The trouble, of course, is economic. Here’s how Weltenburger put it in their press release announcing the deal:

“The background is the drastic decline in sales of German breweries at home and abroad for years,” said Till Hedrich, Managing Director of Bischofshof and Weltenburger. “In the last ten years alone, the industry has lost almost 14 million hectoliters and thus almost 14 percent of its sales (2015: 95.6 million hectoliters; 2025: 82.6 million hectoliters). And the trend is unbroken: in the last 15 months, according to the Federal Statistical Office, sales were always below those of the previous year. The fact is, on our own, it was no longer possible to continue to operate the brands economically despite all the efforts and good course setting the last few months.”

Bringing Schneider into the mix was the perfect solution. Located just eight kilometers from Kelheim, Schneider is Weltenburg’s neighbor. A family-owned brewery founded in 1872, Schneider has its own incredible history of keeping traditions alive. There’s a very good chance none of us would be enjoying hefeweizens today if Georg Schneider had not spent 17 years in the mid-19th century trying to change Bavarian law. For centuries, the right to brew weissbier came through royal decree. Georg managed to get Bavarian King Ludwig II to end the law and let anyone brew weissbier. The style was dying out and wasn’t providing any revenue to the king, anyway. So Ludwig agreed, in 1872, and Georg promptly founded his brewery. Today Georg Schneider VI owns and oversees the company and his son, Georg VII heads the brewing team. Weissbier is alive and well.
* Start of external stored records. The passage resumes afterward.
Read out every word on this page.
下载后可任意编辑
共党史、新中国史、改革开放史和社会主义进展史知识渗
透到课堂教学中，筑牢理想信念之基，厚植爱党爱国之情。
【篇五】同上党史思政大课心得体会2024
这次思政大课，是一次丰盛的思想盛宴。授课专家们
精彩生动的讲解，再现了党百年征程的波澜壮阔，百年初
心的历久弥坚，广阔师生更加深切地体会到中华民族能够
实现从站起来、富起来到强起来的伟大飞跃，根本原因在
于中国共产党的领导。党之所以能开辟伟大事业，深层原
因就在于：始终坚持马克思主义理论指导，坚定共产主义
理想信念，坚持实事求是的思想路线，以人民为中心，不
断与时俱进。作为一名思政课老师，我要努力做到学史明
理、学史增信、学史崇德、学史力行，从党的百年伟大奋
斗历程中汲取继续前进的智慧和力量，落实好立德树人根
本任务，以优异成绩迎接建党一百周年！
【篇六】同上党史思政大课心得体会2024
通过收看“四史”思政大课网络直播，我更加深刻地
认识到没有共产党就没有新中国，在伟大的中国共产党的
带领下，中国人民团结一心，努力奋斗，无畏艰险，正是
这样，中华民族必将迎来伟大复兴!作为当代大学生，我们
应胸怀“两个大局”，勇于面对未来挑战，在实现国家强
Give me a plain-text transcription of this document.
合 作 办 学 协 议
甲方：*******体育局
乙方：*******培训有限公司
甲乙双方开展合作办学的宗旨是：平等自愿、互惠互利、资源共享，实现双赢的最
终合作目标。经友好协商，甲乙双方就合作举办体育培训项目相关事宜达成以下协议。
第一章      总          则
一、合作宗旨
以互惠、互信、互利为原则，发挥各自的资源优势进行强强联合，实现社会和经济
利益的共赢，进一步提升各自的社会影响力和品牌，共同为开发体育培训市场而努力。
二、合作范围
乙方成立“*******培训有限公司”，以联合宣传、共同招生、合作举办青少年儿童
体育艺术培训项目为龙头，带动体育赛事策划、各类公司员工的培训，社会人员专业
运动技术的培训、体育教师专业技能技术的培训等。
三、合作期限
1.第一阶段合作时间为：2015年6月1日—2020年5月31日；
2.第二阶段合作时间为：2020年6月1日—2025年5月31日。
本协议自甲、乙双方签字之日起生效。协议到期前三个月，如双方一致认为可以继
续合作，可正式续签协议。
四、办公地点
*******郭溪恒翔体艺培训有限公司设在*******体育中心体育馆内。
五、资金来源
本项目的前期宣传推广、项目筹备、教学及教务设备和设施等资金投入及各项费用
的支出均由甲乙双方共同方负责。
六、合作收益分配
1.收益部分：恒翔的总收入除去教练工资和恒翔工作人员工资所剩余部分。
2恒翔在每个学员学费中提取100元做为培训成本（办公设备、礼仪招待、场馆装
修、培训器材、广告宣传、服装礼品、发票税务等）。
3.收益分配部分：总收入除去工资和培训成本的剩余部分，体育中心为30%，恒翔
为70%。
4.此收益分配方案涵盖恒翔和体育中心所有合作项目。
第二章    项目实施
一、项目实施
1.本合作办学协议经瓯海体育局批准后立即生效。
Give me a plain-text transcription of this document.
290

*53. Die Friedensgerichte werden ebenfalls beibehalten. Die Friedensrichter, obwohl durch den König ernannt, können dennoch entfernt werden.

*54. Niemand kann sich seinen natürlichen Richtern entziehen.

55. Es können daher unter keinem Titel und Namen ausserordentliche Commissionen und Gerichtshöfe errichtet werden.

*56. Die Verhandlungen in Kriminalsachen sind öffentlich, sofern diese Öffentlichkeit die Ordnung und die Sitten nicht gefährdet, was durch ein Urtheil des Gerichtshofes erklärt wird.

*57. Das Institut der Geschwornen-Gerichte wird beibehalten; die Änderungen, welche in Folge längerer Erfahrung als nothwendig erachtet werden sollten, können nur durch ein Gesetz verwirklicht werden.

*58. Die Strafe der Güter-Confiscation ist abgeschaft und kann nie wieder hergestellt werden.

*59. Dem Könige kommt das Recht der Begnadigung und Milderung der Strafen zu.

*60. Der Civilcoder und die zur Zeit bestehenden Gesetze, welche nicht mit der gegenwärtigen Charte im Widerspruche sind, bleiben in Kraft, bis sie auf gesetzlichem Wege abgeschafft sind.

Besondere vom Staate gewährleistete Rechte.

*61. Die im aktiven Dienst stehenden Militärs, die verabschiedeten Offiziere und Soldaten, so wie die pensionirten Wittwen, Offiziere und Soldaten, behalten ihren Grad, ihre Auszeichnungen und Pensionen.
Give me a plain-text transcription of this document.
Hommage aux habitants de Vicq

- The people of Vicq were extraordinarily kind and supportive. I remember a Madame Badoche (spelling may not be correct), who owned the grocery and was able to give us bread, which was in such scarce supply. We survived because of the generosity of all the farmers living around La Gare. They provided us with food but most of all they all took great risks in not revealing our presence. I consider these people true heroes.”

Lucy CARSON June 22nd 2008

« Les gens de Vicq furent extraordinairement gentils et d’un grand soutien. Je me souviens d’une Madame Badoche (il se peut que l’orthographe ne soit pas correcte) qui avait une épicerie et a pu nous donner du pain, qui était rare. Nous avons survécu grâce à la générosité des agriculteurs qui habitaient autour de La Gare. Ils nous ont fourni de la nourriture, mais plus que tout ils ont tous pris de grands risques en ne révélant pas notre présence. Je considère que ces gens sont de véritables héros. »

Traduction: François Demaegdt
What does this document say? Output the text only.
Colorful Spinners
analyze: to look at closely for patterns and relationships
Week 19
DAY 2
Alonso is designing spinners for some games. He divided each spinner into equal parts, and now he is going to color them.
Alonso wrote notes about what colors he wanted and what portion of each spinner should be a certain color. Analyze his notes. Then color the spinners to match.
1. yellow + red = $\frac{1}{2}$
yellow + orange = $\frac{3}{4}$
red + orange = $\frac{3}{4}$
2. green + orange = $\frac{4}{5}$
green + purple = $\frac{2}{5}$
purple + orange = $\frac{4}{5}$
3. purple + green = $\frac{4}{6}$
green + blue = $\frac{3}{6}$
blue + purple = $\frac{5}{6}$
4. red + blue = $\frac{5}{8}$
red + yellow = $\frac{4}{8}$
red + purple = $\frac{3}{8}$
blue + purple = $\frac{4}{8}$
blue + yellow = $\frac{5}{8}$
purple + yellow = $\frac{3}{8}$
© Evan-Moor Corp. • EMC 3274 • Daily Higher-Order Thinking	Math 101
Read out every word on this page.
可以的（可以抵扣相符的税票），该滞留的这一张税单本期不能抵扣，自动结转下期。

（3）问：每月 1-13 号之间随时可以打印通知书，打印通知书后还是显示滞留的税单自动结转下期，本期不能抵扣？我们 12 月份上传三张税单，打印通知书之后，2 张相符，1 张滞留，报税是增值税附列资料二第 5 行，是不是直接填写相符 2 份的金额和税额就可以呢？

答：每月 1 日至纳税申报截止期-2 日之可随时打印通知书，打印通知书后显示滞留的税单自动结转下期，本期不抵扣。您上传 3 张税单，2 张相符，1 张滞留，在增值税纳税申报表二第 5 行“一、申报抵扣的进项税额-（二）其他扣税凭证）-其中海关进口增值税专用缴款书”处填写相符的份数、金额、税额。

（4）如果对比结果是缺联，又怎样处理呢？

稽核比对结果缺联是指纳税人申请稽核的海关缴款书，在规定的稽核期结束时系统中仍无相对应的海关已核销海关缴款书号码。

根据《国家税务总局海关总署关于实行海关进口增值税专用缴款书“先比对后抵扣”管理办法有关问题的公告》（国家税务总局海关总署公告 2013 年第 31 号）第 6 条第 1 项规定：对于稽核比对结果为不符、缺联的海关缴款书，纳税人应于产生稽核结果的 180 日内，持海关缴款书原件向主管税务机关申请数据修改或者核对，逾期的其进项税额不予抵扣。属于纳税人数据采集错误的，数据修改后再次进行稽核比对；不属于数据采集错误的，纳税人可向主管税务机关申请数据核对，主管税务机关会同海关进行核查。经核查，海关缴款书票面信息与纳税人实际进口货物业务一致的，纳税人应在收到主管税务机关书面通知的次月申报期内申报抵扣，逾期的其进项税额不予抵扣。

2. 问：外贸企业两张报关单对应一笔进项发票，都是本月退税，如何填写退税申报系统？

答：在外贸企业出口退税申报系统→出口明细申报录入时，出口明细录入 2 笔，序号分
The future is never certain. One of the brewing gaps in Weltenburg came after the Napoleonic wars, when the monastery was secularized for forty years. You just can’t predict those kinds of things. Wars, economic collapse, or just good, old-fashioned incompetence could do in Schneider and therefore Weltenburger’s brewery. But if you had to place the abbey’s care in anyone’s hands, you couldn’t find anyone close to Schneider. Most brewery acquisitions are bad. This is a delightful exception.